Having recently released our inaugural Sustainability Report, we understand that business as usual is not an option anymore. There is a growing demand for transparency and fact-based disclosure of a business’ sustainability agenda, and how the Environmental, Social and Governance (ESG) performance may impact the decisions of investors in the capital market and ability to access financing.
With that in mind, here are some best practices in ESG reporting that we’ve learned in our journey.
But First… What is ESG Reporting?
An ESG report is published by an organisation to communicate its ESG impacts and sustainability strategies. It allows the company to be transparent about the risks and opportunities it faces, while serving as an engagement tool for all its stakeholders.

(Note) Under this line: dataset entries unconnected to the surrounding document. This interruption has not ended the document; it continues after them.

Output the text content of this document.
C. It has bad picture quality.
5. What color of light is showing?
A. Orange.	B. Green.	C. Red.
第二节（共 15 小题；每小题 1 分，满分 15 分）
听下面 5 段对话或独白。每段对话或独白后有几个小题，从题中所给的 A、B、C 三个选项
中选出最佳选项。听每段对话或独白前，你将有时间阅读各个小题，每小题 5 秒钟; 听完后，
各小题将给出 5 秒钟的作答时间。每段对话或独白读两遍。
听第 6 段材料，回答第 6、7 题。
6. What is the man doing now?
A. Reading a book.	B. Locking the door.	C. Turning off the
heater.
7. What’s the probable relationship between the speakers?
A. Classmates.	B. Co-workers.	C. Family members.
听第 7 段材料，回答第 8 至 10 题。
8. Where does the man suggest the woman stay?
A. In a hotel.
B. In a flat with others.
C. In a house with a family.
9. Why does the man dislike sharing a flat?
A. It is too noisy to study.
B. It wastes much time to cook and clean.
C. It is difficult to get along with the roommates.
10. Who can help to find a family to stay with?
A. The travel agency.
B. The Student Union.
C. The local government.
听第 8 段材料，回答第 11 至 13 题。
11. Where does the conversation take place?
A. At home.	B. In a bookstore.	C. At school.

An ESG report details topics such as recycling, water consumption, employee health and safety, business ethics and more. Not all companies will adopt the same policies, but most reports will encompass both qualitative disclosures of topics and quantitative metrics used to measure the company’s ESG performance. On that note, let’s start with the elements behind an ESG report.
#1: Key Elements of an ESG Report
As you draft your ESG strategy, your report will mainly have three pillars:
- Environmental
The environmental pillar focuses on a company’s environmental impact such as carbon footprint, water usage, recycling policies, digital waste, and overall effect on the environment. - Social
The social pillar looks at how a company manages its business relationships such as employee wellbeing, having partners with the same values, charity work and other impact it may have on the bigger community. - Governance
The governance pillar refers to how a company operates internally such as accounting standards, tolerance against bribery and corruption, ethics, amongst other of its corporate behaviour and values.
#2 Focus on Your Why
As Simon Sinek says: “Find your why.” Similarly, focus on the reason your company is generating an ESG report. Simply following a herd mentality would not be enough motivation to go through the entire process and keep at it. Whether to offer transparency and awareness, or be better prepared for sudden adversity, it is important to understand why the whole team is investing time, resources, and effort into the entire process.
Working with Adrian Pang, Consultant at Paia Consulting on our report, the sustainability specialist mentioned: “It is important that the company cultivates a collective consciousness, understanding, and desire around embedding ESG into the business – starting from leadership and management. This is because integrating ESG into the business is not a destination but a relentless journey that requires an all-around effort.”
#3: Share Your Company Story
A sustainability report is more than just facts and data. It is a platform to share your company story, values, and goals with a wider group of stakeholders. When we started our ESG reporting journey, we did not only focus on sharing our current values and practices that we were already proud of; but also, the goals that we are driven to achieve. Every organisation has its own set of values and goals, it’s what makes you unique and should be proudly shared.
So…What Makes a Good ESG Report?
Although there are many important factors, the three key factors highlighted by Paia Consulting are:
- Completeness
- Accountability
- Accuracy
A good report covers the entire value chain as completely as possible. It should detail the accountability of responsibilities, achievements and lacking by the company and/or leadership, as well as accuracy of the information presented. All this leads to honest reporting.